AUTHOR=Dhanda Sandeep Kumar , Karosiene Edita , Edwards Lindy , Grifoni Alba , Paul Sinu , Andreatta Massimo , Weiskopf Daniela , Sidney John , Nielsen Morten , Peters Bjoern , Sette Alessandro 

TITLE=Predicting HLA CD4 Immunogenicity in Human Populations

JOURNAL=Frontiers in Immunology

VOLUME=Volume 9 - 2018

YEAR=2018

URL=https://www.frontiersin.org/journals/immunology/articles/10.3389/fimmu.2018.01369

DOI=10.3389/fimmu.2018.01369

ISSN=1664-3224

ABSTRACT=Background: Prediction of T cell immunogenicity is a topic of considerable interest, both in terms of basic understanding of the mechanisms of T cells responses, and in terms of practical applications. HLA binding affinity is often used to predict T cell epitopes, since HLA binding affinity is a key requisite for human T cell immunogenicity. However, immunogenicity at the population it is complicated by the high level of variability of HLA molecules, potential other factors beyond HLA as well as the frequent lack of HLA typing data.

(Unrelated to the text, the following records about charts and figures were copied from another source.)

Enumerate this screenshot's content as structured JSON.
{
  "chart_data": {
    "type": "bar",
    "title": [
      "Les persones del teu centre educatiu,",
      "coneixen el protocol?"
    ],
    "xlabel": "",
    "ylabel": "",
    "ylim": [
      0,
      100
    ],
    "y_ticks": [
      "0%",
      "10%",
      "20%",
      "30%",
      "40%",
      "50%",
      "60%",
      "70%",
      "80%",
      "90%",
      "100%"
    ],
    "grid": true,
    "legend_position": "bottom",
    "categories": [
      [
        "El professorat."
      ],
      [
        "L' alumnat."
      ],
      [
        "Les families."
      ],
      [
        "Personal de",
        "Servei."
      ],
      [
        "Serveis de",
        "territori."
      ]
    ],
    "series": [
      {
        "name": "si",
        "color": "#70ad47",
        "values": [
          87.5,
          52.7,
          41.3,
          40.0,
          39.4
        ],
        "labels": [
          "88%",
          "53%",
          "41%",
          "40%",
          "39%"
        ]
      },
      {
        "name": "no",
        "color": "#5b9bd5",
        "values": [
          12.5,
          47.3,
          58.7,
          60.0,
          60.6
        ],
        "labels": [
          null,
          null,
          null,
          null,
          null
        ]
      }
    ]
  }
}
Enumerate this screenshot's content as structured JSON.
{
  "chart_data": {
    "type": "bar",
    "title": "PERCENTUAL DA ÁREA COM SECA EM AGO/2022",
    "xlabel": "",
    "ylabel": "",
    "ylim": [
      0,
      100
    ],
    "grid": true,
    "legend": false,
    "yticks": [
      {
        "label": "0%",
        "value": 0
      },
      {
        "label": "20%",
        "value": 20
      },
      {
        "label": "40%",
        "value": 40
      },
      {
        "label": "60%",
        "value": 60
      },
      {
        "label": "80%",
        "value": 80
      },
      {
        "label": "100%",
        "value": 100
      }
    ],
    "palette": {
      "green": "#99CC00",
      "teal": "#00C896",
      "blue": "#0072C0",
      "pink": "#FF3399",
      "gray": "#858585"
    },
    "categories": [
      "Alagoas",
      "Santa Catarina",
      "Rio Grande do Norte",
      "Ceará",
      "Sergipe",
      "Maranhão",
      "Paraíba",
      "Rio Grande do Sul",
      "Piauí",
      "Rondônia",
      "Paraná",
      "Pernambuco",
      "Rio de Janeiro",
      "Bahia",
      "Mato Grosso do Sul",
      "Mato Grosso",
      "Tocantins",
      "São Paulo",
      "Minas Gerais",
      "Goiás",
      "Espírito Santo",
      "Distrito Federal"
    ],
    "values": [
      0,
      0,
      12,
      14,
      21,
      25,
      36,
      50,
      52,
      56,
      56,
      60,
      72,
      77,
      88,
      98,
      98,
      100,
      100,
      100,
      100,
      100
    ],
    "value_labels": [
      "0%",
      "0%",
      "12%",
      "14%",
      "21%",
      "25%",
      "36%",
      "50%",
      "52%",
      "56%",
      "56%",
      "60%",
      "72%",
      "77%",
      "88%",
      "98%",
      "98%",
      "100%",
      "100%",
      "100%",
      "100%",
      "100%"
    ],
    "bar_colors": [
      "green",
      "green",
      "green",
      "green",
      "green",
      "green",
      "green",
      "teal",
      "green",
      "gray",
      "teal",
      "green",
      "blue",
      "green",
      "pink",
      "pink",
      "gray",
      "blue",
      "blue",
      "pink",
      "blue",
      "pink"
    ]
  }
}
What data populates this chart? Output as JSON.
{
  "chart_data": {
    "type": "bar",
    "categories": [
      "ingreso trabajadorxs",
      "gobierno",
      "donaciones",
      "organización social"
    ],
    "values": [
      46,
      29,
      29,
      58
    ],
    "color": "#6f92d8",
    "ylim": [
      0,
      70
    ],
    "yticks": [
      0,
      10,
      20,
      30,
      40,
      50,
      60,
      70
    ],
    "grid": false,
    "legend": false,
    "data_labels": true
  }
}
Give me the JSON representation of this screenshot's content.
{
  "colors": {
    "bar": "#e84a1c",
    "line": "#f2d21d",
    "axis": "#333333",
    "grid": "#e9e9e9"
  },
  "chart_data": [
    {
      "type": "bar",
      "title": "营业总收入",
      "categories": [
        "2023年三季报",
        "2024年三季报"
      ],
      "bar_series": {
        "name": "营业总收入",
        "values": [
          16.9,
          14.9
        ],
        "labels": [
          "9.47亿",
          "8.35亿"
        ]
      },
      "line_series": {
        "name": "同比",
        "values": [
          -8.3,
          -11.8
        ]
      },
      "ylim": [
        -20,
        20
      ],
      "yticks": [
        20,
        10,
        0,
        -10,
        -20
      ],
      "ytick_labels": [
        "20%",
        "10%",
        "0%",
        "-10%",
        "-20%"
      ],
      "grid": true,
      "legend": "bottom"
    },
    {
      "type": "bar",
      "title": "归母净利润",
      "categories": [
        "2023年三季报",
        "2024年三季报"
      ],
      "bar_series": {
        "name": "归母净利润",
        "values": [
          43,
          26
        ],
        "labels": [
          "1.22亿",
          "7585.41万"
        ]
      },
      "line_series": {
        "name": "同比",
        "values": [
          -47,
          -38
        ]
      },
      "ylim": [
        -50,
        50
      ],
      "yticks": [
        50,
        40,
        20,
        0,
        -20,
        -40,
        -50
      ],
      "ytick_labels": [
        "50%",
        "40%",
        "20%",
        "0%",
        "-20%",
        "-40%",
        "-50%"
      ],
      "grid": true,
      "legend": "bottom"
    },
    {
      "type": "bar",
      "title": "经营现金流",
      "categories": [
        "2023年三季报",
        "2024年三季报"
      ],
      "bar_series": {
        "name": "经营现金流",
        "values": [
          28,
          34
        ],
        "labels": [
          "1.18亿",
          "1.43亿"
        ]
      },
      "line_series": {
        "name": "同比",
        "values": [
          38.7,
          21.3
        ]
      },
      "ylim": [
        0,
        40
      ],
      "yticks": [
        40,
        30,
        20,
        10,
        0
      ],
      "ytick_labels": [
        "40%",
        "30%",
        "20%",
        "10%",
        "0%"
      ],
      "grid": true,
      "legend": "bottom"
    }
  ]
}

To overcome those issues we explored an alternative approach to identify the common characteristics able to distinguish immunogenic peptides from non-recognized peptides.
Methods: Sets of dominant epitopes derived from peer reviewed published papers were used in conjunction with negative peptides from the same experiments/donors to train neural networks (NN) and generate an “immunogenicity score”. We also compared the performance of the immunogenicity score with previously described method for immunogenicity prediction based on HLA class II binding at the population level.
Results: The immunogenicity score was validated on a series of independent datasets derived from the published literature, representing 57 independent studies where immunogenicity in human populations was assessed by testing overlapping peptides spanning different antigens. Overall, these testing data sets corresponded to over 2000 peptides, and tested in over 1600 different human donors. The 7-allele method prediction and the immunogenicity score were associated with similar performance (average AUC values of 0.703 and 0.702, respectively) while the combined methods reached an average AUC of 0.725. This increase in average AUC value is significant compared with the immunogenicity score (p= 0.0135) and a strong trend towards significance is observed when compared to the 7-allele method (p= 0.0938). The new immunogenicity score method is now freely available using CD4 T cell immunogenicity prediction tool on the Immune Epitope Database (IEDB) website (http://tools.iedb.org/CD4episcore).
Conclusions: The new immunogenicity score predicts CD4 T cell immunogenicity at the population level starting from protein sequences and with no need for HLA typing. Its efficacy has been validated in the context of different antigen sources, ethnicities and disparate techniques for epitope identification.